In a second aspect, embodiments of the present application also provide an antimicrobial antiviral fiber made by the method of the first aspect.
Wherein the preparation method based on the first aspect can enable the macromolecular guanidine salt, the cationic antibacterial agent and the TiO 2 The full synergistic effect is generated, and the appearance quality of the antibacterial and antiviral fiber finished product can be improved. Therefore, the antibacterial and antiviral fiber prepared by the embodiment of the application has excellent antibacterial and antiviral performance and excellent appearance quality.

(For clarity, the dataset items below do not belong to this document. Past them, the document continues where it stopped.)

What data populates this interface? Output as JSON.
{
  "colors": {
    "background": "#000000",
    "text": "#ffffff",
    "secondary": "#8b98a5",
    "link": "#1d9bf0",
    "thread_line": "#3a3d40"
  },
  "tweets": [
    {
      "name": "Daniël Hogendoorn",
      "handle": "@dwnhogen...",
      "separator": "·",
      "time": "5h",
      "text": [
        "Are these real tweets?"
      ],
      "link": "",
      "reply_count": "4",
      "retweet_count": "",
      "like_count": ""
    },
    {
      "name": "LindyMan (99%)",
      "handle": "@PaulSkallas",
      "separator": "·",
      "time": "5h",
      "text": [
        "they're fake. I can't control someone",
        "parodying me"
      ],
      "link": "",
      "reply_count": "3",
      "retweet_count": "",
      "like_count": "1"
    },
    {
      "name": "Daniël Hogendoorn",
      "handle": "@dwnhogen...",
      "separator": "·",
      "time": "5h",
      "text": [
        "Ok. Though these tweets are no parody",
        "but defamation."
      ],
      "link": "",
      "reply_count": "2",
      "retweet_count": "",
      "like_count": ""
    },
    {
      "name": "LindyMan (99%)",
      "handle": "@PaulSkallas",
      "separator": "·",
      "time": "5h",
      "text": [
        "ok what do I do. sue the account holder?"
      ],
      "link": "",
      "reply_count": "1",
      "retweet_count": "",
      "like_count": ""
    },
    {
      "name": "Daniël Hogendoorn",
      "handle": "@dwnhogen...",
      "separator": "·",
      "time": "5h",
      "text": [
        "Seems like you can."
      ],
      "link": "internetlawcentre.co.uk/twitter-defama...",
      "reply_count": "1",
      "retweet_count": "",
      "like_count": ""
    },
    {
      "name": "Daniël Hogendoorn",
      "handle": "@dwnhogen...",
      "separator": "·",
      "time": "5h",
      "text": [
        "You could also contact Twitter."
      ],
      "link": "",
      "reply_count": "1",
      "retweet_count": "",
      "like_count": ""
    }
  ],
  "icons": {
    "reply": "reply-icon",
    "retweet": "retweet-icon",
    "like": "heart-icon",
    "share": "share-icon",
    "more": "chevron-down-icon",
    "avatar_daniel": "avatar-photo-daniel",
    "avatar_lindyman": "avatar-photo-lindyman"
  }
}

The test results of the examples show that the antibacterial and antiviral fibers have the antibacterial rates of more than 99% on escherichia coli, staphylococcus aureus and candida albicans; the antiviral rate to H1N1 influenza virus is more than 99.9%; and the surface and the section of the antibacterial and antiviral fiber are smooth and flat.
In a third aspect, embodiments of the present application further provide for the use of the antimicrobial and antiviral fibers described above based on the antimicrobial and antiviral properties of the antimicrobial and antiviral fibers described above and the effect of improving the appearance quality of the modified fibers. In particular to application of the antibacterial and antiviral fiber in the embodiment of the application as raw materials in manufacturing daily products including textile products, environment-friendly products, medical products, building products and the like. Based on the characteristics and effects of the antibacterial and antiviral fiber, daily products such as textile products, environment-friendly products, medical products, building products and the like prepared by using the antibacterial and antiviral fiber have excellent antibacterial and antiviral properties and good appearance quality.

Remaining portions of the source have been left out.